Keith:  Oh, Michigan people! Wow. There are thousands of them. Thomas Lynch, undertaker and poet, again and again. Do you know Jerry Dennis, one of our best nature writers, from Traverse City? Terry Blackhawk, who does the essential work down in Detroit? Jamaal May, also from Detroit, one of the best young poets in the country? Alison and David Swan-- she's a wonderful writer, and they have both been fighting the long fight to save the Saugatuck Dunes area, for which they were once named "Michigan Environmentalists of the Year." Do you know of Rolf Peterson, who ran the wolf/moose study on Isle Royale until his recent retirement? Sue William Silverman and Marc Sheehan -- one of the powerhouse literary couples in the state, although not enough people know about them? William Olsen and Nancy Eimers, another power house literary couple? The great Jack Ridl, retired from Hope College, one of the best writing teachers in the world. My colleagues here at UM -- Laura Kasischke, Linda Gregerson, Van Jordan, Khaled Mattawa, Lorna Goodison, Thylias Moss, Nicholas Delbanco, Eileen Pollack, Michael Byers, Peter Ho Davies, Doug Trevor? Yeah, most of them came to Michigan for good jobs, but many of them will stay and become part of the fabric of the literary life in the state. Ray McDaniel, of the exquisite mind. Tom Fricke, chair of the Department of Anthropology at UM. The soft spoken, reserved, exquisite Eric Torgersen of Mount Pleasant. Robert Fanning now has Eric's old job; how lucky they were to find Robert! Detroit's irrepressible M.L.Liebler!  My friend Russ Fimbinger, retired principal from Harrison, and writer for the Hook and Bullet press, one of the finer people I know. Young writers just beginning to publish -- Ann Marie Thornburg, Airea "Dee" Mathews, Elizabeth Schmuhl, Russell Brakefield, Bruce Lack, francine j harris,  etc., etc.

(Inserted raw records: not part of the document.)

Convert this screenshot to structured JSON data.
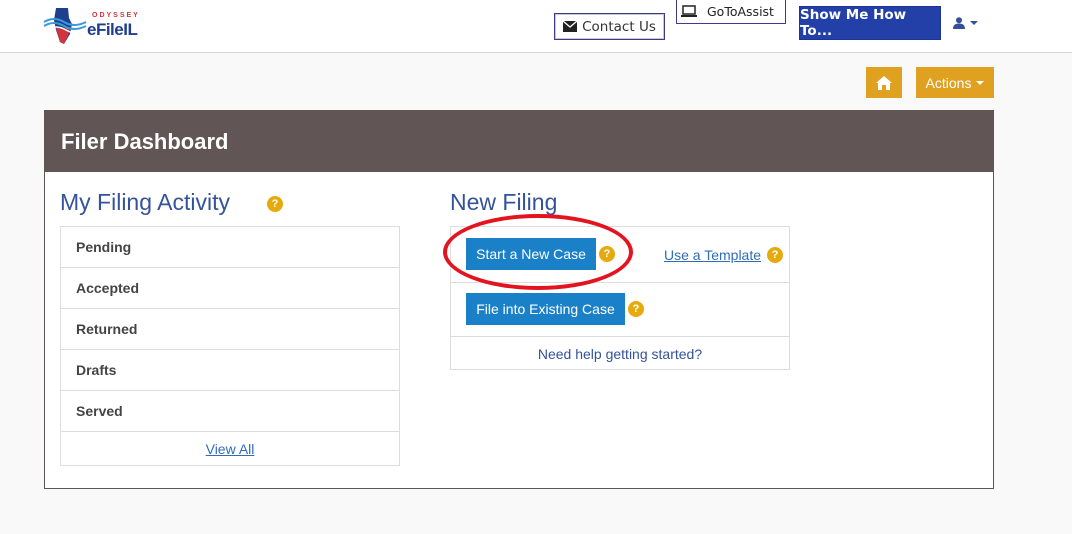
{
  "header": {
    "logo": {
      "brand_small": "ODYSSEY",
      "brand_main": "eFileIL"
    },
    "contact_label": "Contact Us",
    "gotoassist_label": "GoToAssist",
    "showme_label": "Show Me How To...",
    "user_menu_icon": "user-icon"
  },
  "toolbar": {
    "home_icon": "home-icon",
    "actions_label": "Actions"
  },
  "dashboard": {
    "title": "Filer Dashboard",
    "activity": {
      "title": "My Filing Activity",
      "items": [
        "Pending",
        "Accepted",
        "Returned",
        "Drafts",
        "Served"
      ],
      "view_all": "View All"
    },
    "new_filing": {
      "title": "New Filing",
      "start_new_case": "Start a New Case",
      "use_template": "Use a Template",
      "file_existing": "File into Existing Case",
      "help_link": "Need help getting started?"
    },
    "help_glyph": "?"
  },
  "colors": {
    "header_bg": "#615555",
    "accent_orange": "#e0a020",
    "primary_blue": "#1a81c8",
    "showme_blue": "#2240a8",
    "annotation_red": "#e3141f"
  }
}
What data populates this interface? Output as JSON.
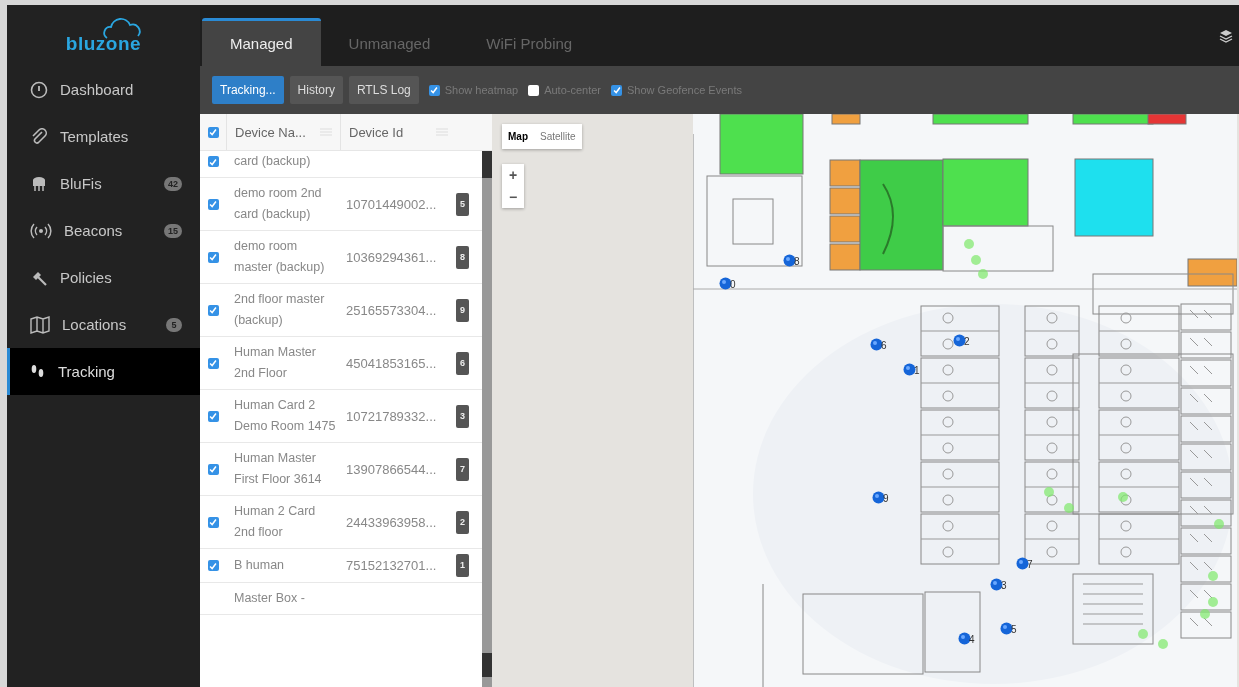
{
  "sidebar": {
    "logo": "bluzone",
    "items": [
      {
        "label": "Dashboard",
        "selected": false
      },
      {
        "label": "Templates",
        "selected": false
      },
      {
        "label": "BluFis",
        "badge": "42",
        "selected": false
      },
      {
        "label": "Beacons",
        "badge": "15",
        "selected": false
      },
      {
        "label": "Policies",
        "selected": false
      },
      {
        "label": "Locations",
        "badge": "5",
        "selected": false
      },
      {
        "label": "Tracking",
        "selected": true
      }
    ]
  },
  "tabs": [
    {
      "label": "Managed",
      "selected": true
    },
    {
      "label": "Unmanaged",
      "selected": false
    },
    {
      "label": "WiFi Probing",
      "selected": false
    }
  ],
  "toolbar": {
    "buttons": [
      {
        "label": "Tracking...",
        "selected": true
      },
      {
        "label": "History",
        "selected": false
      },
      {
        "label": "RTLS Log",
        "selected": false
      }
    ],
    "options": [
      {
        "label": "Show heatmap",
        "checked": true
      },
      {
        "label": "Auto-center",
        "checked": false
      },
      {
        "label": "Show Geofence Events",
        "checked": true
      }
    ]
  },
  "table": {
    "all_checked": true,
    "columns": [
      "Device Na...",
      "Device Id"
    ],
    "rows": [
      {
        "name": "card (backup)",
        "checked": true
      },
      {
        "name": "demo room 2nd card (backup)",
        "id": "10701449002...",
        "badge": "5",
        "checked": true
      },
      {
        "name": "demo room master (backup)",
        "id": "10369294361...",
        "badge": "8",
        "checked": true
      },
      {
        "name": "2nd floor master (backup)",
        "id": "25165573304...",
        "badge": "9",
        "checked": true
      },
      {
        "name": "Human Master 2nd Floor",
        "id": "45041853165...",
        "badge": "6",
        "checked": true
      },
      {
        "name": "Human Card 2 Demo Room 1475",
        "id": "10721789332...",
        "badge": "3",
        "checked": true
      },
      {
        "name": "Human Master First Floor 3614",
        "id": "13907866544...",
        "badge": "7",
        "checked": true
      },
      {
        "name": "Human 2 Card 2nd floor",
        "id": "24433963958...",
        "badge": "2",
        "checked": true
      },
      {
        "name": "B human",
        "id": "75152132701...",
        "badge": "1",
        "checked": true
      },
      {
        "name": "Master Box -"
      }
    ]
  },
  "map": {
    "types": [
      {
        "label": "Map",
        "selected": true
      },
      {
        "label": "Satellite",
        "selected": false
      }
    ],
    "zoom_in": "+",
    "zoom_out": "−",
    "markers": [
      "0",
      "8",
      "6",
      "2",
      "1",
      "9",
      "7",
      "3",
      "5",
      "4"
    ]
  }
}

I've just been getting to know some really interesting writers who teach at Grand Valley State University. A host of writers in the Upper Peninsula -- Matt Bell, Matt Siegel, Janine Rastell, Julie Brooks Barbour, and others -- who are publishing well, setting up presses, keeping the fires burning. Steve Gillis and Dan Wickett who started Dzanc Books a few years back and have helped shape it into a significant force in American writing.  Oh, see, this is where I live! I love many many people. Someone might be offended that I didn't mention them.

Debbie:  Something you'd like a non-Michigander to know about Michigan?

Keith:  I wish people would know and understand us by the contrasts of the state. Yes, we have Detroit, the city that led the world into post-industrial decline and now appears to be re-emerging on the other side as a very interesting place. But just 5 hours north, we are on the very edge of the great Northern wilderness, the sub-arctic forest that stretches all the way to the tundra. To the North Pole! I don't think there is another place on the earth that has such dramatic and important contrasts in so small a space.

Debbie:  Last question.  Some folks in Michigan refer to themselves as Michiganders, others as Michiganians. For our ongoing vote tally: are you a Michigander or a Michiganian?

Keith:  I'm a Michigander. But it might be better to say, I'm part of a tiny subset -- Canadian Michiganders. We are indeed a special category.

Debbie:  Canadian Michigander it is!  We'll start a new column.  Keith, thank you so very much for joining us today for Canadian Michigander Monday!  It's been an honor and a pleasure.  Thank you!